Friday, June 25, 2010

Reid vs Angle on Social Security

From AEI's Enterprise Blog:

Best I can tell, Nevada Republican Senate candidate Sharon Angle wants to shift pretty far toward supporting personal accounts for Social Security, having talked about allowing young and middle-aged workers to "opt out" of the program, of "phasing out" Social Security and so on. I don't have a lot of problems with that, so long as a strong safety net is kept in place for lower-income retirees. Yet, as entitlement spending rises, the need to protect low earners remains; however, paying high Social Security benefits to high earners shouldn't be the program or the government's highest priority.
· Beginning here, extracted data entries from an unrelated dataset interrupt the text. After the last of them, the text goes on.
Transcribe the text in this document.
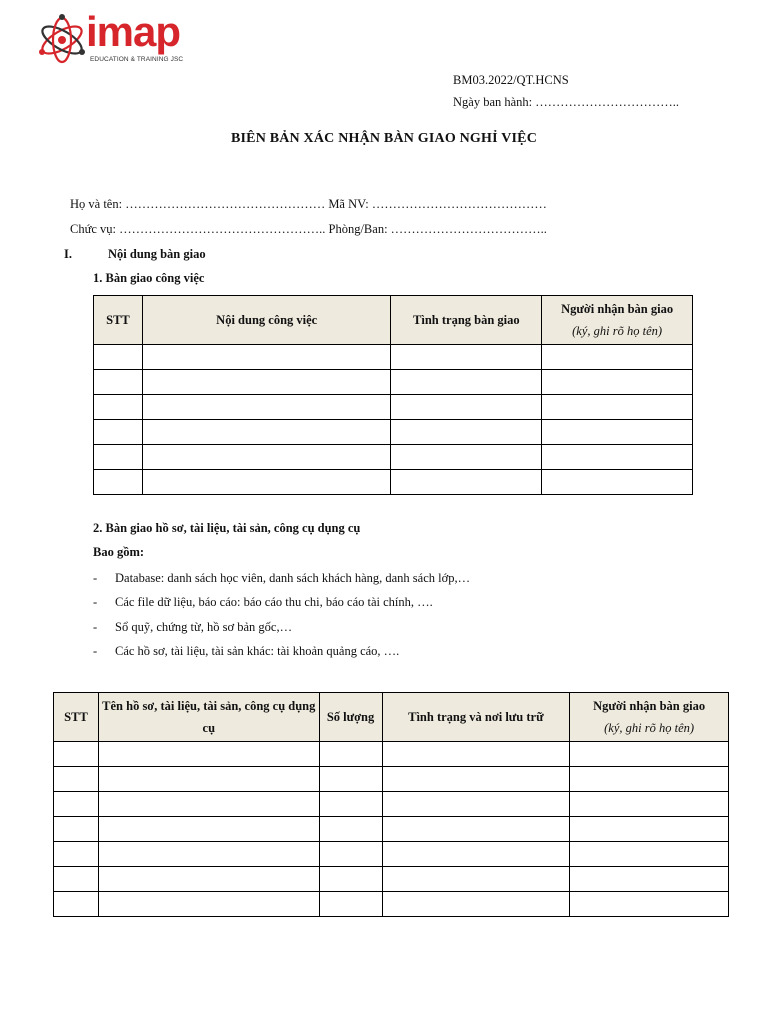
imap
EDUCATION & TRAINING JSC
BM03.2022/QT.HCNS
Ngày ban hành: ……………………………..
BIÊN BẢN XÁC NHẬN BÀN GIAO NGHỈ VIỆC
Họ và tên: ………………………………………… Mã NV: ……………………………………
Chức vụ: ………………………………………….. Phòng/Ban: ………………………………..
I.	Nội dung bàn giao
1. Bàn giao công việc
STT	Nội dung công việc	Tình trạng bàn giao	Người nhận bàn giao
(ký, ghi rõ họ tên)

2. Bàn giao hồ sơ, tài liệu, tài sản, công cụ dụng cụ
Bao gồm:
- Database: danh sách học viên, danh sách khách hàng, danh sách lớp,…
- Các file dữ liệu, báo cáo: báo cáo thu chi, báo cáo tài chính, ….
- Sổ quỹ, chứng từ, hồ sơ bản gốc,…
- Các hồ sơ, tài liệu, tài sản khác: tài khoản quảng cáo, ….
STT	Tên hồ sơ, tài liệu, tài sản, công cụ dụng cụ	Số lượng	Tình trạng và nơi lưu trữ	Người nhận bàn giao
(ký, ghi rõ họ tên)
That said, I'm not under any illusions that my views are where the median voter is or that my views couldn't easily be distorted in an election campaign.
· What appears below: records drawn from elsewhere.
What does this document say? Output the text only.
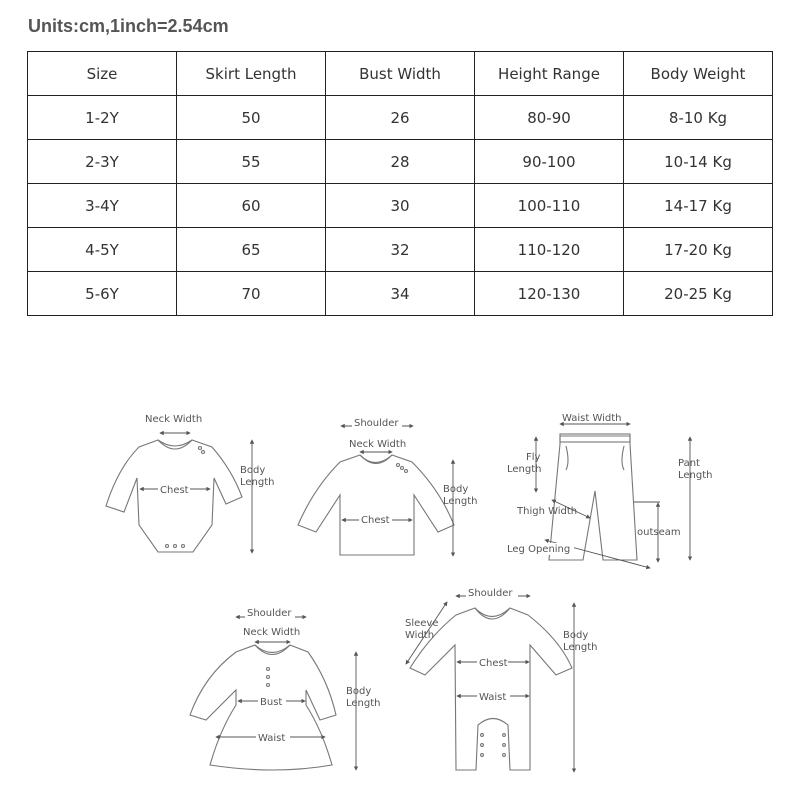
Units:cm,1inch=2.54cm
Size	Skirt Length	Bust Width	Height Range	Body Weight
1-2Y	50	26	80-90	8-10 Kg
2-3Y	55	28	90-100	10-14 Kg
3-4Y	60	30	100-110	14-17 Kg
4-5Y	65	32	110-120	17-20 Kg
5-6Y	70	34	120-130	20-25 Kg
Neck Width
Body
Length
Chest
Shoulder
Neck Width
Body
Length
Chest
Waist Width
Fly
Length
Pant
Length
Thigh Width
outseam
Leg Opening
Shoulder
Neck Width
Body
Length
Bust
Waist
Shoulder
Sleeve
Width	Body
Length
Chest
Waist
What's surprising is that, even given views on Social Security, which aren't exactly tailor-made for election in senior-heavy Nevada, Angle's Democratic opponent—Senate Majority Leader Harry Reid—is still stretching the truth in his ads attacking Angle on the issue.

The Las Vegas Review Journal
reports on a new Reid ad claiming that Angle called Social Security "welfare." Yet, as the Review Journal makes clear, in the Angle interview cited by the ad, she makes clear that it was her father who refused to take benefits because he saw them as welfare. Angle herself didn't say it.

Likewise, the Review Journal says, "Reid, in the new 30-second spot and in a previous negative ad, has been trying to scare seniors into thinking Angle would cut off their Social Security checks." But, in the interview that Reid's ad cites, Angle said that the program must "fulfill our obligations to our seniors. They paid into the system. They're counting on that." That doesn't exactly sound like she's looking to throw Granny out on the street.

Angle needs to be clearer about where she stands on Social Security: how she views the system today, where she wants it to go, and how she would get it there. The last part, in particular, is tricky for supporters of personal accounts.

Reid can attack Angle's ideas but he's never had his own fixes to defend. In fact, Reid has done little to fix Social Security other than to initially denounce spending trust fund surpluses on other projects, while for two decades voting to do precisely that. In 1990, Reid asked,

Are we as a country violating a trust by spending Social Security trust fund moneys for some purpose other than for which they were intended? The obvious answer is yes.

Reid assured us that someone doing this outside of government would be prosecuted. Yet in almost every year since then, the entire trust fund surplus has been swallowed up by deficits elsewhere in the budget—deficits that Reid effectively supported. So while Angle has some policy work to do, Reid has a deficit of honesty he needs to make up.